Subgraphs / encapsulation is the most important. Large graphs become unnavigable without the ability to collapse a set of nodes into a named, reusable subgraph with a clean interface — essentially functions. This is how you fight spaghetti at scale.

Typed custom events with structured payloads would dramatically improve composability between assets. Right now events are relatively coarse.

Debugging tooling — step-through execution, node-level value inspection mid-run, execution history replay. The absence of this is probably the single biggest reason professional developers distrust visual systems.

A richer type system, particularly for structured data / records. Which connects directly to the next question.

Bidirectional LLM integration — natural language to graph generation, and graph-to-natural-language explanation. Given the trajectory of LLMs, this feels inevitable and would massively broaden accessibility.

Q7: Is the inability to express things like object destructuring an inherent restriction, or a type system problem?

It's fundamentally a type system problem, and one that most visual programming systems have simply chosen not to solve because the UX cost is high. In code, TypeScript gives you structural typing, inference, and destructuring for free because the representation is text and the compiler can reason over it statically. In a visual system, every socket has to have a concrete, renderable type at graph-construction time — you need to know the shape of a record to generate the output sockets for destructuring it.

This is solvable: you can implement a structural record type system where a node's output sockets are dynamically generated based on the schema of its input. But this introduces significant UX complexity — sockets that change shape, connections that can become invalid when a schema changes, and load-time validation that needs to handle schema evolution. The tools haven't caught up to the ambition. This isn't an inherent ceiling of behavior graphs; it's an unsolved tooling and UX design problem. The execution model supports it; the editors don't yet.

Q8: Could the runtime harness eventually be removed by compiling graphs to code?

Yes, absolutely, and this is a very natural direction. The behavior graph is already a well-structured IR (intermediate representation) — it's a DAG with typed sockets and explicit execution order. Compiling it to JavaScript, WASM, or any procedural target is straightforward for the purely synchronous, non-looping subset. Async nodes and loops require a little more scaffolding in the emitted code but nothing fundamental.

The runtime harness exists partly for the at-will execution security model — you want the host to control time slices and be able to interrupt infinite loops. A compiled version gives up that control. For trusted contexts (developer tooling, offline baking) compilation makes total sense and would yield significant performance gains. For untrusted asset execution in a browser, the runtime harness's sandboxing properties are genuinely valuable and harder to replicate in compiled form without essentially reimplementing a VM anyway.

Q9: Visual programming as a higher-level abstraction that compiles to any target language?

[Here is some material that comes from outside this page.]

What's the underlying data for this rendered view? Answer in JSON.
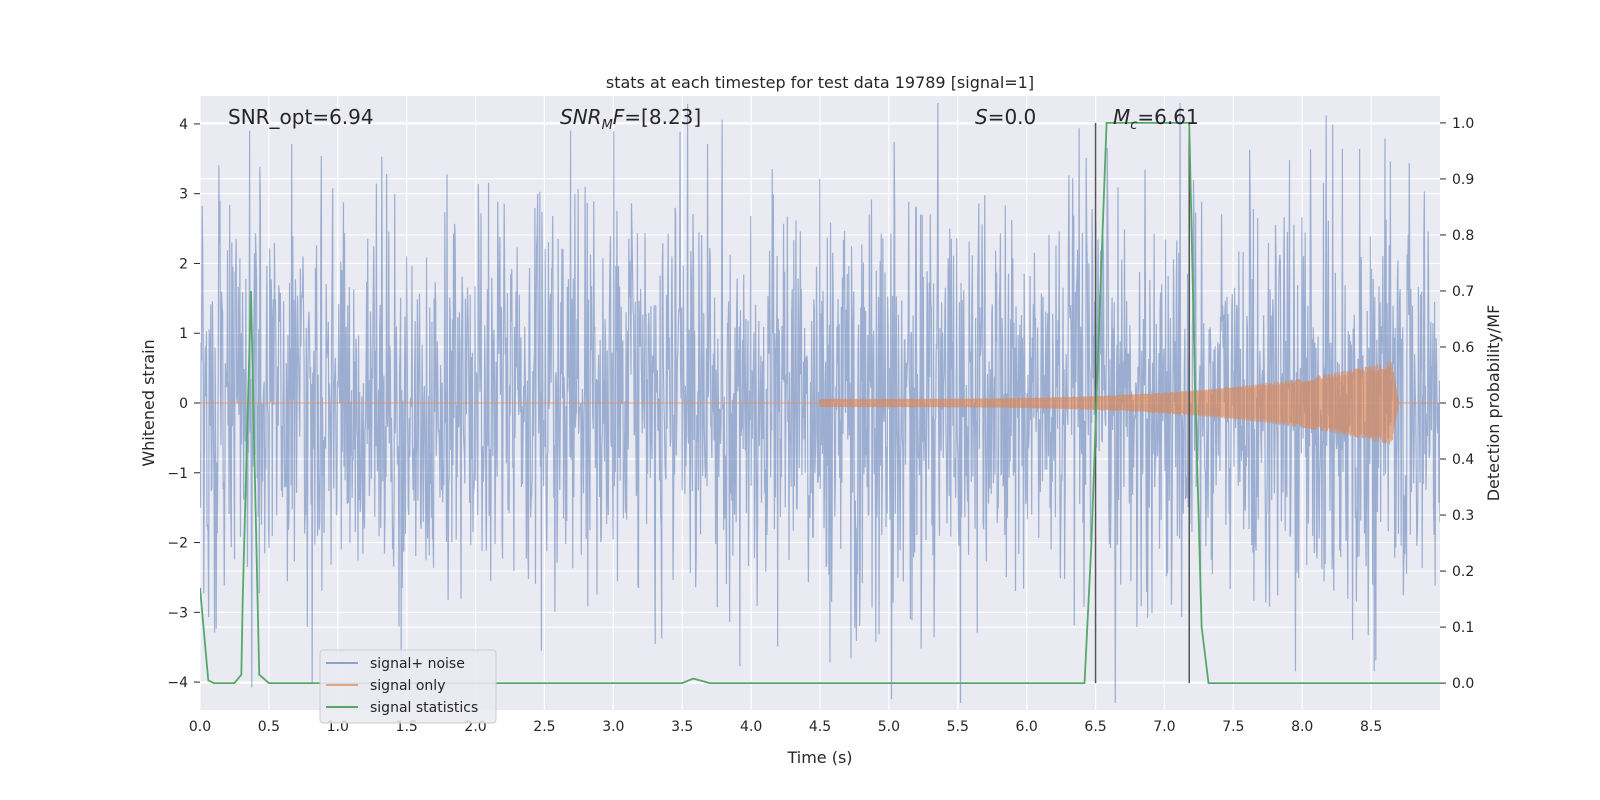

This is the most compelling long-term framing, and it's essentially the trajectory glTF interactivity is already on. A behavior graph stored in a glTF file is engine-agnostic: the same JSON representation should be executable in Babylon.js, Three.js, Mozilla Hubs, or a native game engine. The mapping from graph nodes to engine-specific APIs happens at the adapter layer.

Taking this further — compiling to JavaScript, C#, Lua, or WASM — would make behavior graphs function as a genuine lingua franca for logic, in the same way glTF is a lingua franca for geometry. The node vocabulary becomes a portability contract: if you support a node type, you're committing to a specific semantic, and any target language backend has to honor that semantic. This is ambitious but not conceptually different from what LLVM does for code — a well-specified IR that multiple backends can target. The hard part isn't the compilation; it's achieving sufficient consensus on node semantics across the industry to make the portability real. That's the standardization work, which is exactly what the Khronos glTF Interactivity working group is attempting.